Practical Implications
This type of pattern (parallel LLM calls over sequential LLM Calls) can be valuable for:
A/B testing different LLMs
Building more robust systems by comparing multiple models
Creating ensemble systems that combine multiple models’ strengths
Key Takeaways for AI Agent Development
This approach reminds me of Amdahl’s law or Amdahl’s argument for computer architecture: “The overall performance improvement gained by optimizing a single part of a system is limited by the fraction of time that the improved part is actually used”
In simpler terms, from Wikipedia:
“Amdahl’s law is a formula that shows how much faster a task can be completed when you add more resources to the system”

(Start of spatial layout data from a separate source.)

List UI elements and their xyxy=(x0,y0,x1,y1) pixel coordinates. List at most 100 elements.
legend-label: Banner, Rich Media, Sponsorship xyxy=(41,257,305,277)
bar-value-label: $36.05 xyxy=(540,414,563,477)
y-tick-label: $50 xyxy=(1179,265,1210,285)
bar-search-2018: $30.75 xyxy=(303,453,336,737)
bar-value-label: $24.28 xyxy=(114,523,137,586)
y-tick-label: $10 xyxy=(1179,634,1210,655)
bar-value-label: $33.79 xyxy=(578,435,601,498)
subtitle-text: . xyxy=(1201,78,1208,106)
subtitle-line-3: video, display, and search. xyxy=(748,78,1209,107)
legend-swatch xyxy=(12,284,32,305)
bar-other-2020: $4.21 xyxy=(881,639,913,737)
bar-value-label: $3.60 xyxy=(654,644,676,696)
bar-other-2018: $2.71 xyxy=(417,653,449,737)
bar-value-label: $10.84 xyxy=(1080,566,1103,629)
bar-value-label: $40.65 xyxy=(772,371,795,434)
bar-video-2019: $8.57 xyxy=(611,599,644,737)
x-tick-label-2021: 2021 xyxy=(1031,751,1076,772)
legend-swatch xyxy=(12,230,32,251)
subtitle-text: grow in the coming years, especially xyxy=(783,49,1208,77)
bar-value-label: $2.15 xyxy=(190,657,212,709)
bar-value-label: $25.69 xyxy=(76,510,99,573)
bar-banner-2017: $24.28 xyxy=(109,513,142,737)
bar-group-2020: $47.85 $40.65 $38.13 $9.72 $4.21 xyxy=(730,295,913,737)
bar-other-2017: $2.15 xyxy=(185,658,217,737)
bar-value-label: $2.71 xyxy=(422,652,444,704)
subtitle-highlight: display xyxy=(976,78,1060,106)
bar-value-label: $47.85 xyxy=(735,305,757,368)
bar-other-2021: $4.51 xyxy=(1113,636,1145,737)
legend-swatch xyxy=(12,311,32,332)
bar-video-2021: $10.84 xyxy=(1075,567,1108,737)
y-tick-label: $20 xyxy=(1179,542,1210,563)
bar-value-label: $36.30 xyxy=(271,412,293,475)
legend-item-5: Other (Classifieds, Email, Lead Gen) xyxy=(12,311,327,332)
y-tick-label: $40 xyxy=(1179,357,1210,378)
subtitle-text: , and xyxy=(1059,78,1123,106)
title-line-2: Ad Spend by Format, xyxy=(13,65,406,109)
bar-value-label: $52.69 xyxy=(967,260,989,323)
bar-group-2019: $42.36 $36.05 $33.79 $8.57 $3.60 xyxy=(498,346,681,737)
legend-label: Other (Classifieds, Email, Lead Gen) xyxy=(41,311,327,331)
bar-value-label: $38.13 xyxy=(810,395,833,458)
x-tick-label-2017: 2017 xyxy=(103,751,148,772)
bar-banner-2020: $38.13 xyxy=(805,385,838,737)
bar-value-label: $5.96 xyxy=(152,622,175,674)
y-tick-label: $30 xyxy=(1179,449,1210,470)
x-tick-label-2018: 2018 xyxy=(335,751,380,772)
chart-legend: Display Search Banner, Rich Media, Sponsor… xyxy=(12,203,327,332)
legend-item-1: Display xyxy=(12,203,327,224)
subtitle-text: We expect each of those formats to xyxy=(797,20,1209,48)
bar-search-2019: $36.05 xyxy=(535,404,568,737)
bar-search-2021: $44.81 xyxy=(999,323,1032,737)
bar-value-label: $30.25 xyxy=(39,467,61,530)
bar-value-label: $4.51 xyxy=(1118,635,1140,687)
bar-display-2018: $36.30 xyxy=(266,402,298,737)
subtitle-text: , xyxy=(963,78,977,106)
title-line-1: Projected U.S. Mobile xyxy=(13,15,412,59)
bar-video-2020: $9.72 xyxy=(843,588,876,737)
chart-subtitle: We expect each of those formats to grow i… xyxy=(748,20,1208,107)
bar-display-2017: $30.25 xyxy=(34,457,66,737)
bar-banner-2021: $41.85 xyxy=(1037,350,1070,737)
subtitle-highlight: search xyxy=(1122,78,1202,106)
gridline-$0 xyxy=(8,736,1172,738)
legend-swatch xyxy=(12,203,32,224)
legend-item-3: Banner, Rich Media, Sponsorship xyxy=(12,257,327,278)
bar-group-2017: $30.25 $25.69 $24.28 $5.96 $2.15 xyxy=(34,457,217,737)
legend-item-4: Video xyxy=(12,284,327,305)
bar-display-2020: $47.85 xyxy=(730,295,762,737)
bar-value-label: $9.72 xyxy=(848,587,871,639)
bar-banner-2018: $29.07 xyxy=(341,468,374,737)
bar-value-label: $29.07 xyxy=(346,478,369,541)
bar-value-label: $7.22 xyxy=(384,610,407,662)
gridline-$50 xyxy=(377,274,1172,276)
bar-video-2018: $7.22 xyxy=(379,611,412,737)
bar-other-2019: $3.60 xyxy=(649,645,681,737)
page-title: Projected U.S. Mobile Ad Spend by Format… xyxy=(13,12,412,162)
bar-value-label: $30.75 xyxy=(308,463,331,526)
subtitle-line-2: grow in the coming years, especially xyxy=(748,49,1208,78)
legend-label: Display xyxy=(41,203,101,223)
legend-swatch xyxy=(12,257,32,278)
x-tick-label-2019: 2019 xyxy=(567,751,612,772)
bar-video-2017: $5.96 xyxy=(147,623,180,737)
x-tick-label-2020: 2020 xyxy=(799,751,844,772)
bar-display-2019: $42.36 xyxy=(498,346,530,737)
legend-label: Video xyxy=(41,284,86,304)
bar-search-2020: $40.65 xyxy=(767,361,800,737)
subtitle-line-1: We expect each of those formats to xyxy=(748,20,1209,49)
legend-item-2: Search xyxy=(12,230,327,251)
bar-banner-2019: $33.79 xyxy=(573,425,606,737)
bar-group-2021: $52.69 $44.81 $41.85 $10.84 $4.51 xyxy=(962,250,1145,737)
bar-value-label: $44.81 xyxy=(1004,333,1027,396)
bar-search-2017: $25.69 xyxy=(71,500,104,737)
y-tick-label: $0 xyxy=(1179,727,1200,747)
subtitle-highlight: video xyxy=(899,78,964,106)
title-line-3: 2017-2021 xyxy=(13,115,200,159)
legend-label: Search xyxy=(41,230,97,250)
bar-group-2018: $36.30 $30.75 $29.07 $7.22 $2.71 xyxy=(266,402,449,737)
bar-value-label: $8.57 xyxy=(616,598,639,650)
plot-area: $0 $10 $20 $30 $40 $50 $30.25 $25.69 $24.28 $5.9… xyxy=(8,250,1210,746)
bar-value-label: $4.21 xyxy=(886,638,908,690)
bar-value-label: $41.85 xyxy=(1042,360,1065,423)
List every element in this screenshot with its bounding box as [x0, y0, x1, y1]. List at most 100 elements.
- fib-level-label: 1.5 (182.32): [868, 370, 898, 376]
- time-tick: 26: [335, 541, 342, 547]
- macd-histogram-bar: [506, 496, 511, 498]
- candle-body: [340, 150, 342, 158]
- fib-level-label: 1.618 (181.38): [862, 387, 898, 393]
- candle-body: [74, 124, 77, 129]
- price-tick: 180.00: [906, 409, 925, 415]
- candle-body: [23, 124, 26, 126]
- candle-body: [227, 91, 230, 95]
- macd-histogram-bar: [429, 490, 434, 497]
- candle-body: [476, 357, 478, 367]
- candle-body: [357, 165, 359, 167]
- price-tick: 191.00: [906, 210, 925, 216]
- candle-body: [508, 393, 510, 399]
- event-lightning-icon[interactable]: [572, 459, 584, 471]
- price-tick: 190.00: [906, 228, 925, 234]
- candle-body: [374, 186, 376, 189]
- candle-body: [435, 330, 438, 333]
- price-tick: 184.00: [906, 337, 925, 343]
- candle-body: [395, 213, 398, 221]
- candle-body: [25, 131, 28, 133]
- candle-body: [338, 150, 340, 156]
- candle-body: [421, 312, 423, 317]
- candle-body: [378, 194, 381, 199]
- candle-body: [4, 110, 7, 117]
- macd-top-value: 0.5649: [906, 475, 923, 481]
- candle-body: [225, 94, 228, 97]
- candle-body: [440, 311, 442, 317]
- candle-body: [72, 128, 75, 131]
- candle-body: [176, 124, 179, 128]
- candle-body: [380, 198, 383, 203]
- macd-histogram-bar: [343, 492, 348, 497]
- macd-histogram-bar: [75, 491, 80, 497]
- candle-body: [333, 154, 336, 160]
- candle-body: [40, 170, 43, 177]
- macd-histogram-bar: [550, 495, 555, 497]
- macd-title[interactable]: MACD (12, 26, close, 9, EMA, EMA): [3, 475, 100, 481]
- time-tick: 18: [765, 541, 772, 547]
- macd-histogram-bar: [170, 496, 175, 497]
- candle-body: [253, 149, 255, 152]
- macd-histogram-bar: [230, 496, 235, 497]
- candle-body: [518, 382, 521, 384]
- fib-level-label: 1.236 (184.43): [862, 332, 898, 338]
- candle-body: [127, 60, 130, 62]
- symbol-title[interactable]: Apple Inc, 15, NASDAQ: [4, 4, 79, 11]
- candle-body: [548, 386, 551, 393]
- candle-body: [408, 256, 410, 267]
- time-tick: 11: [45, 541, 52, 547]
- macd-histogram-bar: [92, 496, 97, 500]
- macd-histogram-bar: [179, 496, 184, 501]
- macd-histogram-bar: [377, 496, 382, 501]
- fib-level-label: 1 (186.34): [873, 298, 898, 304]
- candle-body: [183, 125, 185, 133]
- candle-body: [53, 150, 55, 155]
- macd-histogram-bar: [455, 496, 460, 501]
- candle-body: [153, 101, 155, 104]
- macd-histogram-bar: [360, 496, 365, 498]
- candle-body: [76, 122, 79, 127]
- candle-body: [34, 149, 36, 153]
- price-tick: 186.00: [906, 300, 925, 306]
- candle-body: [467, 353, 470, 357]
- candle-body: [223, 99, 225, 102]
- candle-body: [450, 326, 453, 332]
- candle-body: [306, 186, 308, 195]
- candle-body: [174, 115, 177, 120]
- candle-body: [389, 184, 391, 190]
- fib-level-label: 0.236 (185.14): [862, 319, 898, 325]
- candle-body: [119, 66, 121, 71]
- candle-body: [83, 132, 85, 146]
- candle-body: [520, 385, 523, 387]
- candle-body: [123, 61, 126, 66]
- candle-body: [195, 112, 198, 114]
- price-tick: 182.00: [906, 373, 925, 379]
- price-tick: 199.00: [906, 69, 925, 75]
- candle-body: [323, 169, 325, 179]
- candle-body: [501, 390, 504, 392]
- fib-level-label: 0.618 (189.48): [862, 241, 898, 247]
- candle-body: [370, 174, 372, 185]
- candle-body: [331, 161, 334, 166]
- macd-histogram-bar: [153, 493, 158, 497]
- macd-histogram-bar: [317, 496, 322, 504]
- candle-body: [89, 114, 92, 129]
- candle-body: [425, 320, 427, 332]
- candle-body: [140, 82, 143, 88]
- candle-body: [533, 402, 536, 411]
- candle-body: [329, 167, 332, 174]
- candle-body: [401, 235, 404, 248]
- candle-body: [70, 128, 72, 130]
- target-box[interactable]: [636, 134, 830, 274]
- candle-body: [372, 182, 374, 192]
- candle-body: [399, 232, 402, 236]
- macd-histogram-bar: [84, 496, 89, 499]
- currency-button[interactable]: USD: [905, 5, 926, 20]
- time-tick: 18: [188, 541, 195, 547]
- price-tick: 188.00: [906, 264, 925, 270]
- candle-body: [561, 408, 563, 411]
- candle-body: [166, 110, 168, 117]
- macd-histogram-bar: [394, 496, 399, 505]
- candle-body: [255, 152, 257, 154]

This generally means asking myself, if I had more resources to throw at the problem, how much faster could I get it to work?
Generally, for problems for which you can come up with a parallel or somewhat parallel solution, the more resources there are, the faster we can complete the task.
For the case of this blog’s example, if we have 3 LLM calls that each takes 2 seconds:
Sequential: 6 seconds total
Parallel: ~2 seconds total (limited by the slowest LLM call)
This principle extends naturally to the broader domain of AI Agent architecture.
Just as we can parallelize individual LLM calls, we can apply the same thinking to entire agent workflows.
Instead of having one agent do a thing while all the other agents wait, we should have all the agents working simultaneously whenever their tasks are independent of each other.
Overall, For AI application developers, this means:
Start simple - don’t reach for libraries like LangGraph until you have a standard Python + libraries solution
Consider what you can make parallel in your architecture
Consider whether you need to add memory to your system for replay and record keeping.
Thinking through the problem and what you can do beforehand should save time when you evolve the architecture.